What this means, Spataro said, is that people want a connected experience. “The idea of a connected experience to us is that most people don’t want yet another Inbox in a social feed when you implement a social solution. But they like what social can deliver to them and want to see that connected to all the other ways they can communicate–again, email or video conferencing or even instant messaging.”

Another realization for Microsoft, Spataro said, “is that as we go further down the list of what people are looking for from social, they do cite activity streams, the ability to like content or people, and things like micro-blogging. In addition to the real-time and asynchronous communications that people already have, they like this idea that there’s something new that’s coming out of social.” That something new, he said, is what Microsoft labels “serendipity.”

“It’s this idea that I happen to be in San Francisco today, and that when I post that through a very simple activity post, people … whom I normally wouldn’t tell that information to, can start to connect some dots, and say ‘hey, I have a customer in San Francisco or I have some work that’s happening there too and maybe you could get involved.’ It’s that serendipity that creates real business value because people can get more accomplished.”

So we have these wonderful notions of connected experience and serendipity. Does the greater attention paid to social and SharePoint speak to the maturity of SharePoint now as a Microsoft product or does it speak more to the growing intersection of consumer and business demands?

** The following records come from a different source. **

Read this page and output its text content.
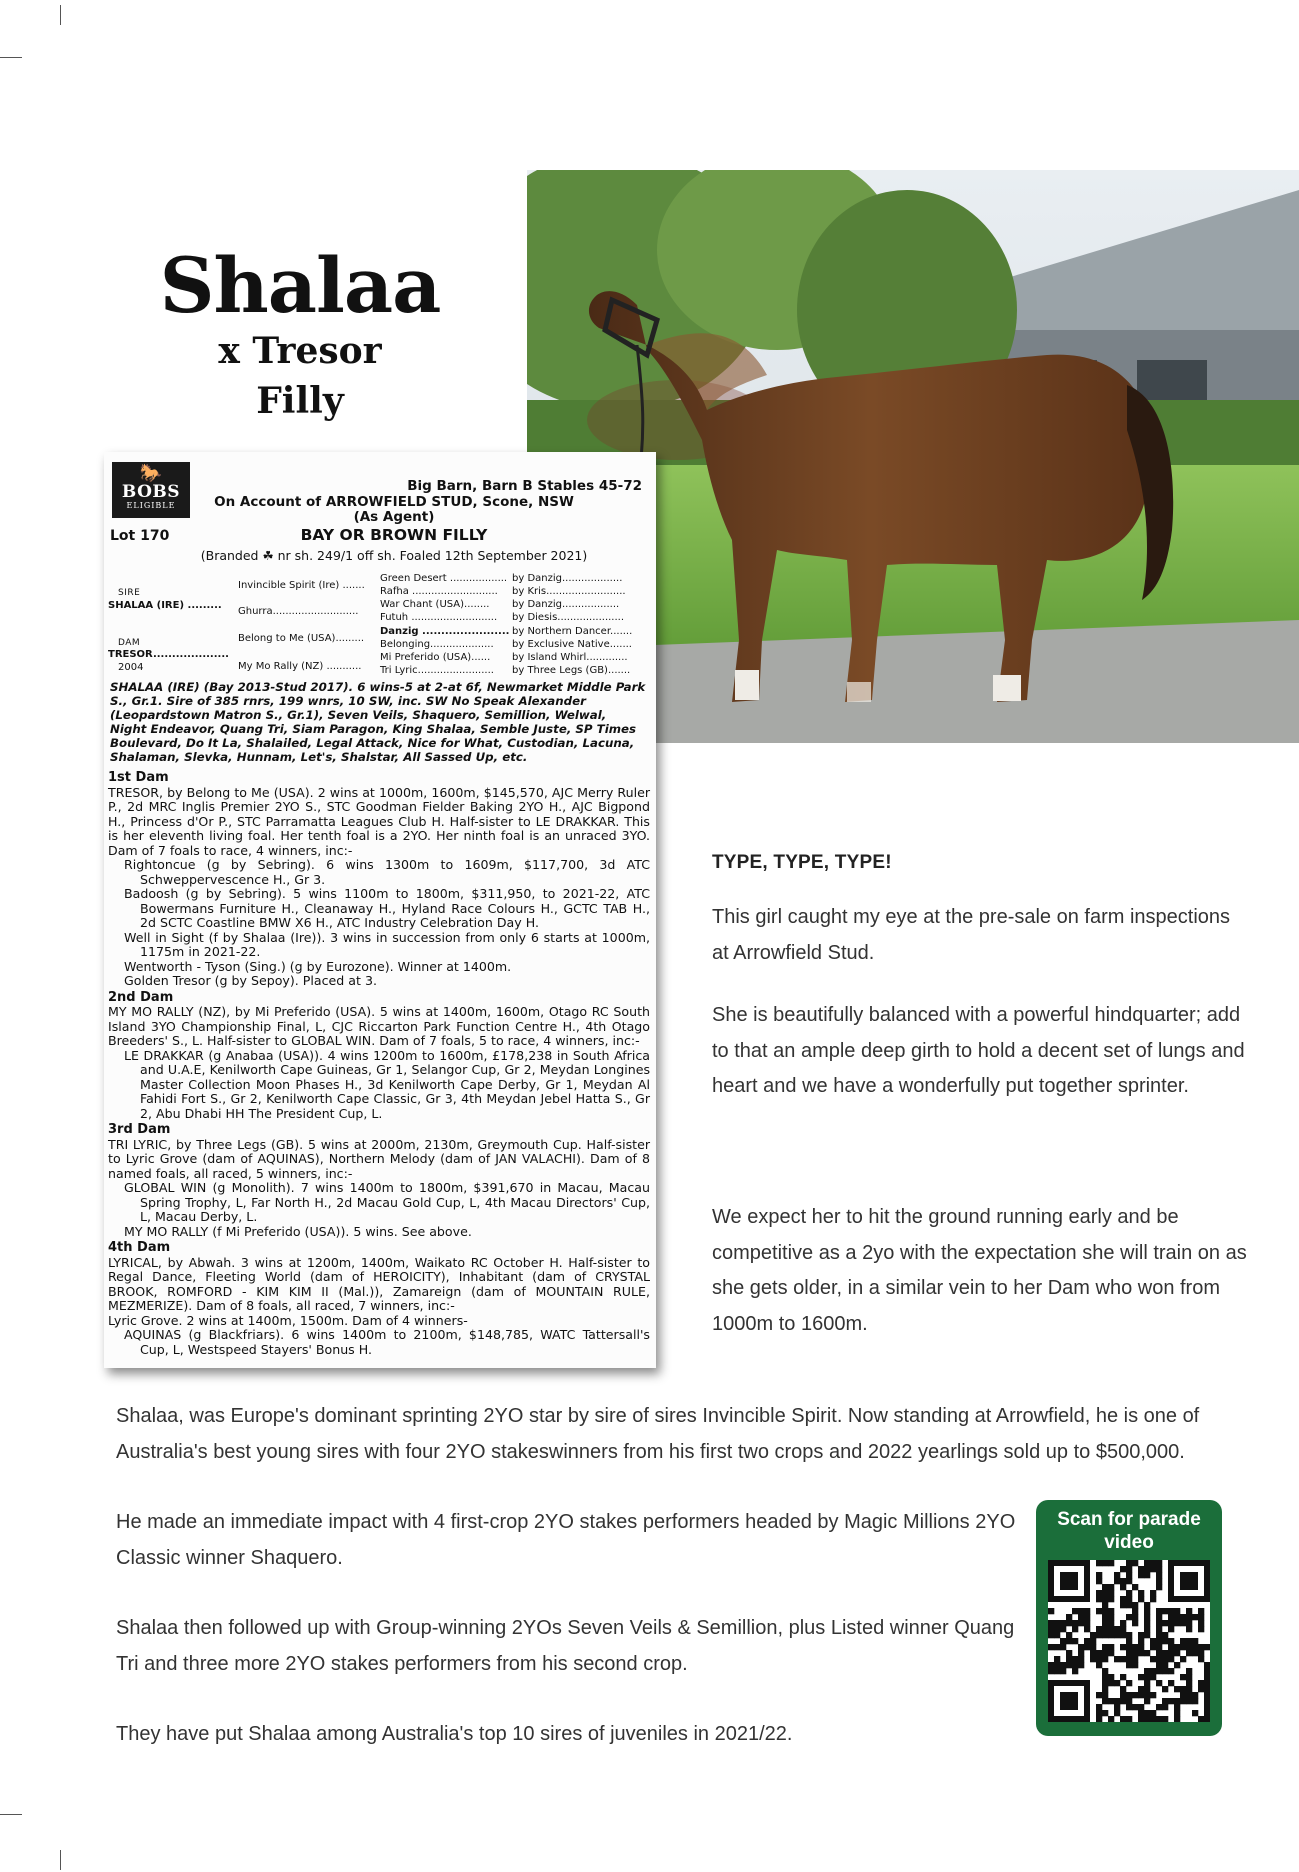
Shalaa
x Tresor
Filly
🐎
BOBS
ELIGIBLE
Big Barn, Barn B Stables 45-72
On Account of ARROWFIELD STUD, Scone, NSW
(As Agent)
Lot 170	BAY OR BROWN FILLY
(Branded ☘ nr sh. 249/1 off sh. Foaled 12th September 2021)
SIRE
SHALAA (IRE) .........
DAM
TRESOR....................
2004
Invincible Spirit (Ire) .......
Ghurra...........................
Belong to Me (USA).........
My Mo Rally (NZ) ...........
Green Desert ..................
Rafha ...........................
War Chant (USA)........
Futuh ...........................
Danzig .......................
Belonging....................
Mi Preferido (USA)......
Tri Lyric........................
by Danzig...................
by Kris.........................
by Danzig..................
by Diesis.....................
by Northern Dancer.......
by Exclusive Native.......
by Island Whirl.............
by Three Legs (GB).......
SHALAA (IRE) (Bay 2013-Stud 2017). 6 wins-5 at 2-at 6f, Newmarket Middle Park S., Gr.1. Sire of 385 rnrs, 199 wnrs, 10 SW, inc. SW No Speak Alexander (Leopardstown Matron S., Gr.1), Seven Veils, Shaquero, Semillion, Welwal, Night Endeavor, Quang Tri, Siam Paragon, King Shalaa, Semble Juste, SP Times Boulevard, Do It La, Shalailed, Legal Attack, Nice for What, Custodian, Lacuna, Shalaman, Slevka, Hunnam, Let's, Shalstar, All Sassed Up, etc.
1st Dam
TRESOR, by Belong to Me (USA). 2 wins at 1000m, 1600m, $145,570, AJC Merry Ruler P., 2d MRC Inglis Premier 2YO S., STC Goodman Fielder Baking 2YO H., AJC Bigpond H., Princess d'Or P., STC Parramatta Leagues Club H. Half-sister to LE DRAKKAR. This is her eleventh living foal. Her tenth foal is a 2YO. Her ninth foal is an unraced 3YO. Dam of 7 foals to race, 4 winners, inc:-
Rightoncue (g by Sebring). 6 wins 1300m to 1609m, $117,700, 3d ATC Schweppervescence H., Gr 3.
Badoosh (g by Sebring). 5 wins 1100m to 1800m, $311,950, to 2021-22, ATC Bowermans Furniture H., Cleanaway H., Hyland Race Colours H., GCTC TAB H., 2d SCTC Coastline BMW X6 H., ATC Industry Celebration Day H.
Well in Sight (f by Shalaa (Ire)). 3 wins in succession from only 6 starts at 1000m, 1175m in 2021-22.
Wentworth - Tyson (Sing.) (g by Eurozone). Winner at 1400m.
Golden Tresor (g by Sepoy). Placed at 3.
2nd Dam
MY MO RALLY (NZ), by Mi Preferido (USA). 5 wins at 1400m, 1600m, Otago RC South Island 3YO Championship Final, L, CJC Riccarton Park Function Centre H., 4th Otago Breeders' S., L. Half-sister to GLOBAL WIN. Dam of 7 foals, 5 to race, 4 winners, inc:-
LE DRAKKAR (g Anabaa (USA)). 4 wins 1200m to 1600m, £178,238 in South Africa and U.A.E, Kenilworth Cape Guineas, Gr 1, Selangor Cup, Gr 2, Meydan Longines Master Collection Moon Phases H., 3d Kenilworth Cape Derby, Gr 1, Meydan Al Fahidi Fort S., Gr 2, Kenilworth Cape Classic, Gr 3, 4th Meydan Jebel Hatta S., Gr 2, Abu Dhabi HH The President Cup, L.
3rd Dam
TRI LYRIC, by Three Legs (GB). 5 wins at 2000m, 2130m, Greymouth Cup. Half-sister to Lyric Grove (dam of AQUINAS), Northern Melody (dam of JAN VALACHI). Dam of 8 named foals, all raced, 5 winners, inc:-
GLOBAL WIN (g Monolith). 7 wins 1400m to 1800m, $391,670 in Macau, Macau Spring Trophy, L, Far North H., 2d Macau Gold Cup, L, 4th Macau Directors' Cup, L, Macau Derby, L.
MY MO RALLY (f Mi Preferido (USA)). 5 wins. See above.
4th Dam
LYRICAL, by Abwah. 3 wins at 1200m, 1400m, Waikato RC October H. Half-sister to Regal Dance, Fleeting World (dam of HEROICITY), Inhabitant (dam of CRYSTAL BROOK, ROMFORD - KIM KIM II (Mal.)), Zamareign (dam of MOUNTAIN RULE, MEZMERIZE). Dam of 8 foals, all raced, 7 winners, inc:-
Lyric Grove. 2 wins at 1400m, 1500m. Dam of 4 winners-
AQUINAS (g Blackfriars). 6 wins 1400m to 2100m, $148,785, WATC Tattersall's Cup, L, Westspeed Stayers' Bonus H.
TYPE, TYPE, TYPE!
This girl caught my eye at the pre-sale on farm inspections at Arrowfield Stud.
She is beautifully balanced with a powerful hindquarter; add to that an ample deep girth to hold a decent set of lungs and heart and we have a wonderfully put together sprinter.
We expect her to hit the ground running early and be competitive as a 2yo with the expectation she will train on as she gets older, in a similar vein to her Dam who won from 1000m to 1600m.
Shalaa, was Europe's dominant sprinting 2YO star by sire of sires Invincible Spirit. Now standing at Arrowfield, he is one of Australia's best young sires with four 2YO stakeswinners from his first two crops and 2022 yearlings sold up to $500,000.
He made an immediate impact with 4 first-crop 2YO stakes performers headed by Magic Millions 2YO Classic winner Shaquero.
Shalaa then followed up with Group-winning 2YOs Seven Veils & Semillion, plus Listed winner Quang Tri and three more 2YO stakes performers from his second crop.
They have put Shalaa among Australia's top 10 sires of juveniles in 2021/22.
Scan for parade video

“I think it speaks to both,” Spataro said. “SharePoint has had this tremendous run, really, based on this business plan of six servers in one. That’s what the first 10 years of SharePoint were all about. The next 10 years of SharePoint, when we look at that aspect of the business plan, we say ‘wow, we’ve got these tremendous assets now, how can we make sure that we polish, that we smooth the edges, that we make sure that there aren’t seams between the various components? How can we make sure that we’re really focused on what people are trying to do and that from beginning to end we’re making it easy for them to get those things done?’ I think that’s really a harbinger of things to come from SharePoint.”

And now, because this is Microsoft after all, comes another aspect of the social computing vision: the need for a connected platform. The connected platform, of course, already exists, and does so, in part, to help Microsoft address such things as integration and security. Which were the top concerns respondents had with social computing, as noted in Microsoft’s survey, Spataro said:

· Security–88 percent of business decision makers and 91 percent of IT decision makers cited this as their top concern

· Integration–66 percent of decision makers cited concerns with how social plugged in with existing systems

· Compliance–53 percent of decision makers said compliance was a big concern with social computing

“And so this idea that security, integration, and compliance were important really point to the concept of a platform that allows you not only to offer an experience but then to make sure that experience is what you need it to be. This plays pretty naturally with the way we have positioned things like SharePoint,” Spataro said.

One platform to rule them all. Or, even better, a connected platform that’s managed by Microsoft, in the cloud? Old news, that. Or is it.